In 1997 a cache of luxury watches, rings, gold bars and gold teeth worth approximately $4 million, together with identity documents and Gestapo promotions belonging to Colonel Walter Blume were uncovered in Brazil in the possession of a family member, pawnbroker Albert Blume.

==Other quotes==

If I am now asked about my inner attitude which I then held, I can only say that it was absolutely split. On the one hand there was the strict order of my superior... and as a soldier I had to obey. On the other hand I considered the execution of this order cruel and humanly impossible.

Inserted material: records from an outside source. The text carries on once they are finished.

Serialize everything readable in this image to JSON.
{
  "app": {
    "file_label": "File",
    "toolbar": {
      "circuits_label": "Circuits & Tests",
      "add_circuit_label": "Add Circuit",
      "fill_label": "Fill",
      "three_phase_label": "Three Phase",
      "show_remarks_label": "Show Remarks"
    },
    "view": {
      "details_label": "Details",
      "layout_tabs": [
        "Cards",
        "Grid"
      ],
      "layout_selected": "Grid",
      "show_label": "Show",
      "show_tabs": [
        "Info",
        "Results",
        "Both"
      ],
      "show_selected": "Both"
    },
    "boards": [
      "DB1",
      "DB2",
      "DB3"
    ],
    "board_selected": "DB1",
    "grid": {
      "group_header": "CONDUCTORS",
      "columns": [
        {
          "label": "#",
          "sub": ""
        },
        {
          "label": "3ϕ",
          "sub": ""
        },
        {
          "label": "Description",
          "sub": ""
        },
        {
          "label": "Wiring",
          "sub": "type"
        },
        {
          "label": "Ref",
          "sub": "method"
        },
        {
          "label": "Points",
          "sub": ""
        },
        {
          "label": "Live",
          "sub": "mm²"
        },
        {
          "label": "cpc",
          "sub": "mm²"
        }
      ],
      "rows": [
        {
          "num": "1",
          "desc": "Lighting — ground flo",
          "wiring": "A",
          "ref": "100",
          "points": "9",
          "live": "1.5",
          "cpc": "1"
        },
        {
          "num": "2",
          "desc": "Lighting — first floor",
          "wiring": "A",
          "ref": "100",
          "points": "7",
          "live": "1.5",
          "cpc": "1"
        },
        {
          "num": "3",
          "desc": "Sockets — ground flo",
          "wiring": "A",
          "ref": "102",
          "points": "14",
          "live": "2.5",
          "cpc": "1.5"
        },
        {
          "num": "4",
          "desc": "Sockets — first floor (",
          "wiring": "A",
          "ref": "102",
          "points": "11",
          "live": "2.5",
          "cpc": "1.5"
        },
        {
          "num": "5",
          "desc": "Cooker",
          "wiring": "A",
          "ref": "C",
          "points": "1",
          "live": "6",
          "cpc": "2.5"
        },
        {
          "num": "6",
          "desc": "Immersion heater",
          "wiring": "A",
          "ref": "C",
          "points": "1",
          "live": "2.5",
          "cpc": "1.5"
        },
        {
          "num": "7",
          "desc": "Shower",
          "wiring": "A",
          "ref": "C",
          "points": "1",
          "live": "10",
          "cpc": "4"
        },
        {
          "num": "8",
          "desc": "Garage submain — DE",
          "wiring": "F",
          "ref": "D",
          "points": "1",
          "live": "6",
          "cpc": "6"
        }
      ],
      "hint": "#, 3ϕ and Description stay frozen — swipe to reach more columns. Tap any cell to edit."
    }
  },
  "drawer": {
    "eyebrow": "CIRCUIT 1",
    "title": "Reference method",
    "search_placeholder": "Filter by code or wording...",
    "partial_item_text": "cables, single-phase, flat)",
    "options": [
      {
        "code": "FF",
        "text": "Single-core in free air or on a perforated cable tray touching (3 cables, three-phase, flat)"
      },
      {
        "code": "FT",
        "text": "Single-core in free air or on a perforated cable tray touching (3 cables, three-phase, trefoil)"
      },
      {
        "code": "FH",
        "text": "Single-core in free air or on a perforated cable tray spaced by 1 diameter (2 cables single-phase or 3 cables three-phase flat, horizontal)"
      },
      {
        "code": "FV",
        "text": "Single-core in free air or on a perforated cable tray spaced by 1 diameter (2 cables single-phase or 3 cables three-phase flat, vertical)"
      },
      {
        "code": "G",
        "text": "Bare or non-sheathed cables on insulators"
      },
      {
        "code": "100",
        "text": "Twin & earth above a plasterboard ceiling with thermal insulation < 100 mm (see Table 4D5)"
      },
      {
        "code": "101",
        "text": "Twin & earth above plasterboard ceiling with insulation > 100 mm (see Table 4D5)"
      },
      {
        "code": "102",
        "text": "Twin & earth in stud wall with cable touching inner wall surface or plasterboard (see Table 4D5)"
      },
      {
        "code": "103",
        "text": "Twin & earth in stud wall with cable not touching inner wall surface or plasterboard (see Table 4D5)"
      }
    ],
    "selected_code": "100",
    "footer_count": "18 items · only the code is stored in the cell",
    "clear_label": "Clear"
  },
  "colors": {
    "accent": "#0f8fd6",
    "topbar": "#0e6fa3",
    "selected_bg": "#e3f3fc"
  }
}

My very presence at this execution convinced me of this in a final manner. I still know that I wanted to make the situation easier for my men who were certainly moved by the same feelings. When ten men were shot there was always a pause until the next had been brought in. During these pauses I let my men sit down and rest and I joined them. I still know that I said exactly the following words to them at the time: "As such it is no job for German men and soldiers to shoot defenseless people but the Führer has ordered these shootings because he is convinced that these men otherwise would shoot at us as partisans or would shoot at our comrades and our women and children were also to be protected if we undertake these executions. This we would have to remember when we carry out this order." Furthermore, I tried by talking about neutral subjects to make the difficult situation easier and to overcome it.